Dated: April 10, 1996





                                      -14-
<PAGE>   18
                               REVOCABLE PROXY
                           McCLAIN INDUSTRIES, INC.


/X/ PLEASE MARK VOTES AS IN THIS EXAMPLE

                 ANNUAL MEETING OF SHAREHOLDERS MAY 10, 1996

              THIS PROXY IS SOLICITED BY THE BOARD OF DIRECTORS

The undersigned shareholder appoints KENNETH D. McCLAIN, ROBERT W. McCLAIN, 
RAYMOND ELLIOTT and WALTER J. KIRCHBERGER, or any one of them, as attorneys and 
proxies of the shareholder, with full power of substitution, to vote on behalf
of the shareholder and in his or her name and stead, all shares of the common 
stock of McClain Industries, Inc. which the shareholder would be entitled to 
vote if personally present at the Company's Annual Meeting of Shareholders to 
be held at the  Sterling Inn, St. Clair Room, 34911 Van Dyke Road, Sterling 
Heights, Michigan, on Friday, May 10, 1996, and at any adjournments.

The undersigned shareholder acknowledges receipt of the Notice of Annual 
Meeting and Proxy Statement dated April 10, 1996.


                                                        ----------------------
                                                       | Date                 | 
Please sign exactly as your name appears on this card. |                      |
 -----------------------------------------------------------------------------|
|                                                                             |
|                                                                             |
|                                                                             |
 ------Shareholder sign above-------Co-holder (if any) sign above-------------


                                               With-  For All
                                       For     held   Except
1. ELECTION OF DIRECTORS              /  /    /  /    /  /
   The nominees are:

   KENNETH D. McCLAIN      ROBERT W. McCLAIN
   WALTER J. KIRCHBERGER   RAYMOND ELLIOTT

Instructions: To vote for all of the nominees, put an X in the box marked
"For". To withhold your vote for all of the nominees, put an X in the box marked
"Withheld". To vote for some but not all of the nominees, put an X in the box
marked "For All Except" and list on the line below only those nominees for whom
your vote is withheld.

- -------------------------------------------------------------------------------

2. OTHER BUSINESS

The appointed proxies are authorized to vote upon all matters incidental to the
conduct of the Annual Meeting and such other business as may properly come
before the Annual Meeting in accordance with their best judgment.

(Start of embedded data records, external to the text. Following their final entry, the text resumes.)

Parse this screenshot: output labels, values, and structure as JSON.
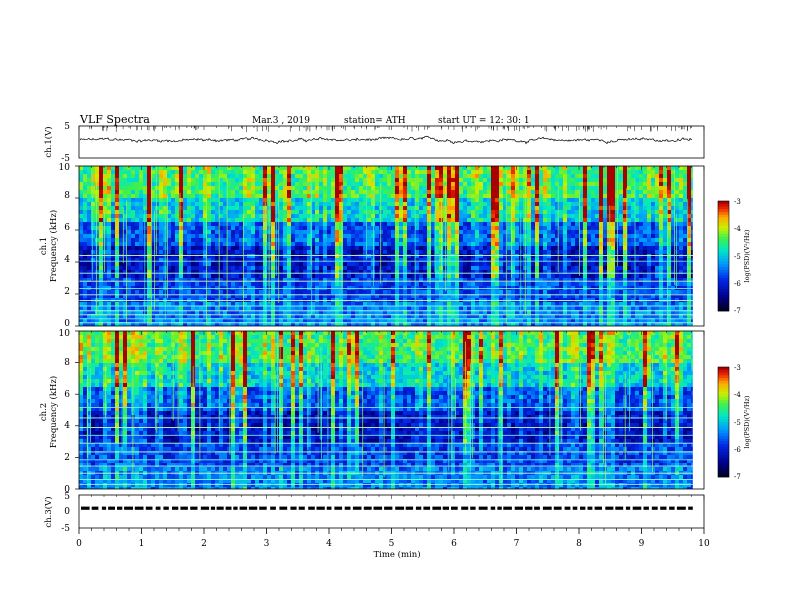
{
  "header": {
    "title": "VLF  Spectra",
    "date": "Mar.3  , 2019",
    "station": "station= ATH",
    "start_ut": "start  UT  =   12: 30: 1"
  },
  "chart_data": {
    "type": "heatmap",
    "title": "VLF  Spectra",
    "x": {
      "label": "Time  (min)",
      "range": [
        0,
        10
      ],
      "ticks": [
        "0",
        "1",
        "2",
        "3",
        "4",
        "5",
        "6",
        "7",
        "8",
        "9",
        "10"
      ],
      "data_end": 9.82
    },
    "panels": [
      {
        "name": "ch1-waveform",
        "type": "line",
        "ylabel": "ch.1(V)",
        "ylim": [
          -5,
          5
        ],
        "yticks": [
          "5",
          "-5"
        ],
        "baseline": 0.6
      },
      {
        "name": "ch1-spectrogram",
        "type": "heatmap",
        "ylabel_channel": "ch.1",
        "ylabel": "Frequency  (kHz)",
        "ylim": [
          0,
          10
        ],
        "yticks": [
          "0",
          "2",
          "4",
          "6",
          "8",
          "10"
        ],
        "colorbar": {
          "label": "log(PSD)(V²/Hz)",
          "range": [
            -7,
            -3
          ],
          "ticks": [
            "-3",
            "-4",
            "-5",
            "-6",
            "-7"
          ]
        },
        "bands_khz": [
          0.2,
          0.45,
          0.7,
          0.95,
          1.25,
          1.6,
          1.95,
          2.35,
          2.8,
          3.3,
          4.05,
          4.4
        ]
      },
      {
        "name": "ch2-spectrogram",
        "type": "heatmap",
        "ylabel_channel": "ch.2",
        "ylabel": "Frequency  (kHz)",
        "ylim": [
          0,
          10
        ],
        "yticks": [
          "0",
          "2",
          "4",
          "6",
          "8",
          "10"
        ],
        "colorbar": {
          "label": "log(PSD)(V²/Hz)",
          "range": [
            -7,
            -3
          ],
          "ticks": [
            "-3",
            "-4",
            "-5",
            "-6",
            "-7"
          ]
        },
        "bands_khz": [
          0.3,
          0.6,
          1.0,
          1.45,
          1.85,
          2.35,
          2.9,
          3.4,
          3.9,
          4.5,
          5.15
        ]
      },
      {
        "name": "ch3-waveform",
        "type": "line",
        "ylabel": "ch.3(V)",
        "ylim": [
          -5,
          5
        ],
        "yticks": [
          "5",
          "0",
          "-5"
        ],
        "baseline": 1.0
      }
    ]
  }
}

The giving of this Proxy does not affect the right of the undersigned
shareholder to vote in person should the undersigned shareholder attend the
Annual Meeting.  This Proxy may be revoked at any time before it is voted.

This Proxy when properly executed will be voted in the manner directed herein
by the undersigned shareholder.  IF NO DIRECTION IS MADE, THIS PROXY WILL BE
VOTED FOR THE ELECTION OF THE NOMINEES LISTED.

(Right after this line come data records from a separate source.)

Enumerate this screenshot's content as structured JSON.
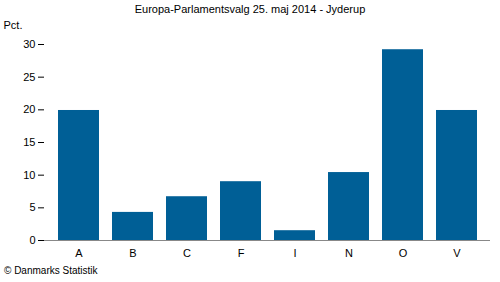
{
  "chart_data": {
    "type": "bar",
    "title": "Europa-Parlamentsvalg 25. maj 2014 - Jyderup",
    "y_label": "Pct.",
    "caption": "© Danmarks Statistik",
    "categories": [
      "A",
      "B",
      "C",
      "F",
      "I",
      "N",
      "O",
      "V"
    ],
    "values": [
      19.9,
      4.3,
      6.7,
      9.0,
      1.5,
      10.4,
      29.2,
      19.9
    ],
    "color": "#005f96",
    "ylim": [
      0,
      30
    ],
    "yticks": [
      0,
      5,
      10,
      15,
      20,
      25,
      30
    ],
    "grid": false
  }
}
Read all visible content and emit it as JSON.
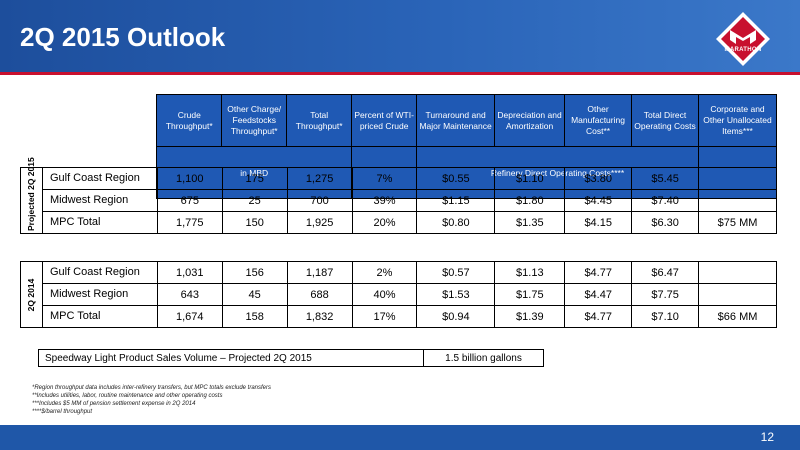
{
  "title": "2Q 2015 Outlook",
  "logo": {
    "text": "MARATHON",
    "brand_color": "#c8102e"
  },
  "columns": [
    "Crude Throughput*",
    "Other Charge/ Feedstocks Throughput*",
    "Total Throughput*",
    "Percent of WTI-priced Crude",
    "Turnaround and Major Maintenance",
    "Depreciation and Amortization",
    "Other Manufacturing Cost**",
    "Total Direct Operating Costs",
    "Corporate and Other Unallocated Items***"
  ],
  "subheaders": {
    "mbd": "in MBD",
    "costs": "Refinery Direct Operating Costs****"
  },
  "projected": {
    "label": "Projected 2Q 2015",
    "rows": [
      {
        "name": "Gulf Coast Region",
        "values": [
          "1,100",
          "175",
          "1,275",
          "7%",
          "$0.55",
          "$1.10",
          "$3.80",
          "$5.45",
          ""
        ]
      },
      {
        "name": "Midwest Region",
        "values": [
          "675",
          "25",
          "700",
          "39%",
          "$1.15",
          "$1.80",
          "$4.45",
          "$7.40",
          ""
        ]
      },
      {
        "name": "MPC Total",
        "values": [
          "1,775",
          "150",
          "1,925",
          "20%",
          "$0.80",
          "$1.35",
          "$4.15",
          "$6.30",
          "$75 MM"
        ]
      }
    ]
  },
  "actual": {
    "label": "2Q 2014",
    "rows": [
      {
        "name": "Gulf Coast Region",
        "values": [
          "1,031",
          "156",
          "1,187",
          "2%",
          "$0.57",
          "$1.13",
          "$4.77",
          "$6.47",
          ""
        ]
      },
      {
        "name": "Midwest Region",
        "values": [
          "643",
          "45",
          "688",
          "40%",
          "$1.53",
          "$1.75",
          "$4.47",
          "$7.75",
          ""
        ]
      },
      {
        "name": "MPC Total",
        "values": [
          "1,674",
          "158",
          "1,832",
          "17%",
          "$0.94",
          "$1.39",
          "$4.77",
          "$7.10",
          "$66 MM"
        ]
      }
    ]
  },
  "sales": {
    "label": "Speedway Light Product Sales Volume – Projected 2Q 2015",
    "value": "1.5 billion gallons"
  },
  "footnotes": [
    "*Region throughput data includes inter-refinery transfers, but MPC totals exclude transfers",
    "**Includes utilities, labor, routine maintenance and other operating costs",
    "***Includes $5 MM of pension settlement expense in 2Q 2014",
    "****$/barrel throughput"
  ],
  "page_number": "12"
}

When shares are held be joint tenants, both should sign. When signing as
attorney, executor, personal representative, trustee or in some other
representative capacity, please sign name and give full title. If a
corporation, please sign in full corporate name by President or other
authorized officer. If a partnership, please sign in partnership name by
authorized person. 


PLEASE MARK, SIGN, DATE AND RETURN THE PROXY PROMPTLY IN THE ENCLOSED ENVELOPE.

- --------------------------------------------------------------------------------
  DETACH ABOVE CARD, SIGN, DATE AND MAIL IN POSTAGE PAID ENVELOPE PROVIDED.